Gold prices extended their losses Wednesday after Italian lawmakers approved a major austerity program, the latest in a string of signs that Europe's debt crises may be finally getting the attention they deserve.
The lower house of the Italian Parliament on Wednesday easily passed a $74 billion package of spending cuts and tax hikes in a bid to lower the country's debt. Currently that debt is 120 percent of its gross domestic product. The move comes one day after the nation had to pay a record high interest rate to sell five-year notes.
Earlier Wednesday, the head of the European Commission, which is the administrative arm of the European Union, said the 17-nation bloc will shortly offer proposals for common euro bonds, something Germany has opposed.

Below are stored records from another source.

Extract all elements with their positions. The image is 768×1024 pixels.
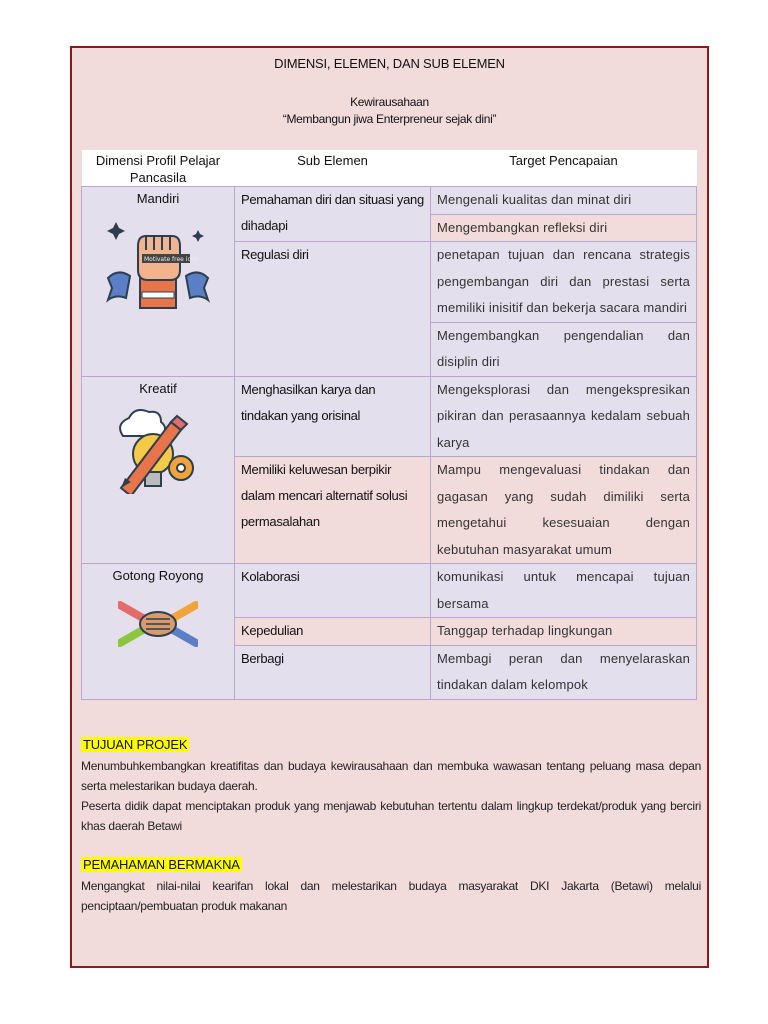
target-cell: Mengeksplorasi dan mengekspresikan pikiran dan perasaannya kedalam sebuah karya [431,376,697,457]
section-paragraph: Mengangkat nilai-nilai kearifan lokal dan melestarikan budaya masyarakat DKI Jakarta (Betawi) melalui penciptaan/pembuatan produk makanan [81,879,701,913]
section-title: TUJUAN PROJEK [83,737,188,752]
target-cell: Membagi peran dan menyelaraskan tindakan dalam kelompok [431,645,697,699]
sub-elemen-kolaborasi: Kolaborasi [235,564,431,618]
table-row [82,376,697,457]
section-title: PEMAHAMAN BERMAKNA [83,857,240,872]
sub-elemen-berbagi: Berbagi [235,645,431,699]
target-cell: penetapan tujuan dan rencana strategis pengembangan diri dan prestasi serta memiliki inisitif dan bekerja sacara mandiri [431,242,697,323]
pemahaman-bermakna-section [81,856,701,916]
dimension-name: Kreatif [139,380,177,396]
target-cell: Tanggap terhadap lingkungan [431,618,697,646]
sub-elemen-pemahaman-diri: Pemahaman diri dan situasi yang dihadapi [235,187,431,242]
sub-elemen-text: permasalahan [241,514,320,529]
dimension-kreatif [82,376,235,564]
target-cell: Mengembangkan pengendalian dan disiplin diri [431,322,697,376]
sub-elemen-text: Memiliki keluwesan berpikir dalam mencari alternatif solusi [241,462,408,503]
dimension-table [81,150,697,700]
target-cell: Mengenali kualitas dan minat diri [431,187,697,215]
sub-elemen-regulasi-diri: Regulasi diri [235,242,431,377]
document-page [70,46,709,968]
target-cell: Mengembangkan refleksi diri [431,214,697,242]
dimension-gotong-royong [82,564,235,700]
joined-hands-icon [118,591,198,653]
dimension-mandiri [82,187,235,377]
tagline: “Membangun jiwa Enterpreneur sejak dini” [282,112,497,126]
tujuan-projek-section [81,736,701,836]
target-cell: komunikasi untuk mencapai tujuan bersama [431,564,697,618]
header-dimensi: Dimensi Profil Pelajar Pancasila [82,150,235,187]
section-paragraph: Menumbuhkembangkan kreatifitas dan budaya kewirausahaan dan membuka wawasan tentang peluang masa depan serta melestarikan budaya daerah. [81,759,701,793]
sub-elemen-keluwesan-berpikir [235,457,431,564]
table-header-row [82,150,697,187]
target-cell: Mampu mengevaluasi tindakan dan gagasan yang sudah dimiliki serta mengetahui kesesuaian dengan kebutuhan masyarakat umum [431,457,697,564]
table-row [82,187,697,215]
document-title: DIMENSI, ELEMEN, DAN SUB ELEMEN [274,56,505,71]
header-sub-elemen: Sub Elemen [235,150,431,187]
sub-elemen-karya-orisinal: Menghasilkan karya dan tindakan yang orisinal [235,376,431,457]
raised-fist-icon [102,216,214,316]
dimension-name: Mandiri [136,191,180,206]
header-target: Target Pencapaian [431,150,697,187]
section-paragraph: Peserta didik dapat menciptakan produk yang menjawab kebutuhan tertentu dalam lingkup terdekat/produk yang berciri khas daerah Betawi [81,799,701,833]
icon-caption: Motivate free icon [144,256,199,263]
dimension-name: Gotong Royong [112,568,204,583]
table-row [82,564,697,618]
lightbulb-pencil-gear-icon [113,406,203,494]
sub-elemen-kepedulian: Kepedulian [235,618,431,646]
theme-label: Kewirausahaan [350,95,429,109]
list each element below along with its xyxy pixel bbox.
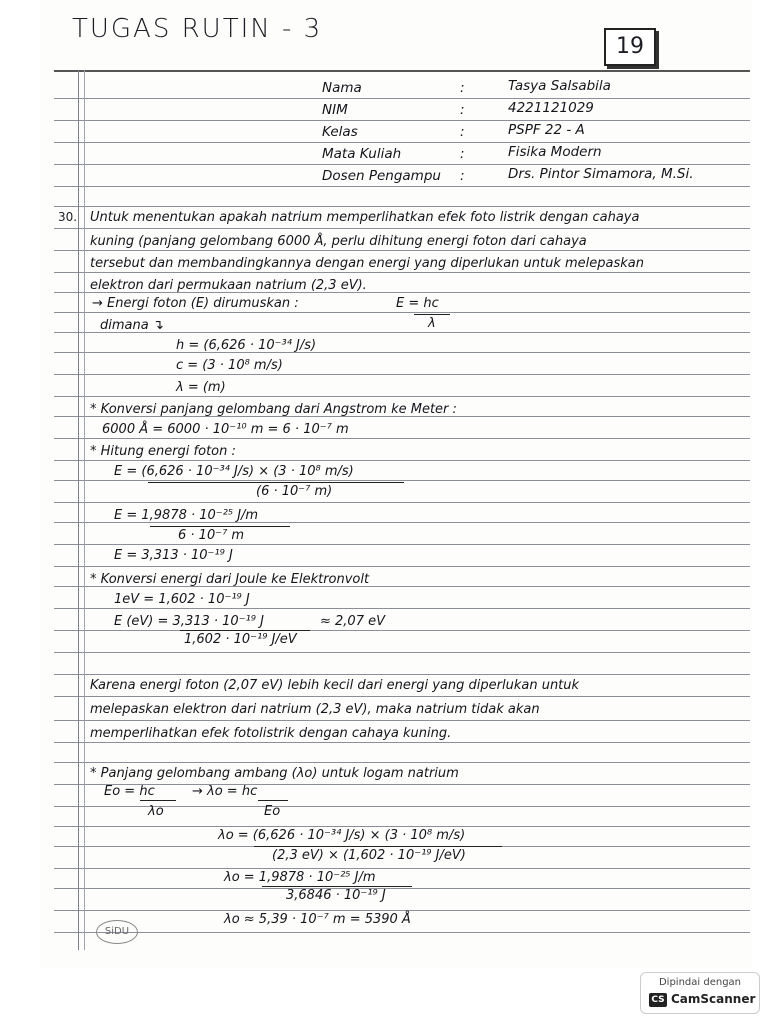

It's still a market with all eyes on Europe and how the euro is trading. But we haven't had any economic data for Monday and Tuesday, so today's PPI number will closely watched for signs of stagflation, Joe Saluzzi, co-manager of Themis Trading in Chatham, N.J., told Reuters.
Thirdly, Chinese Premier Wen Jiabao said China was willing to European debt securities, but European leaders must also recognize China's status as a market economy, Dow Jones reported. Such an action that would benefit Chinese companies currently involved in trade disputes and under World Trade Organization rules once China becomes part of the WTO.
Looking ahead, investors were waiting for a conference call later Wednesday from German Chancellor Merkel, French President Sarkozy and Greek Prime Minister Papandreou that could signal fresh initiatives to prop up Europe's weakest economy.
Gold on the New York futures market fell $3.60 to $1,830.10, while gold for immediate delivery declined $14.16 to $1,823.01.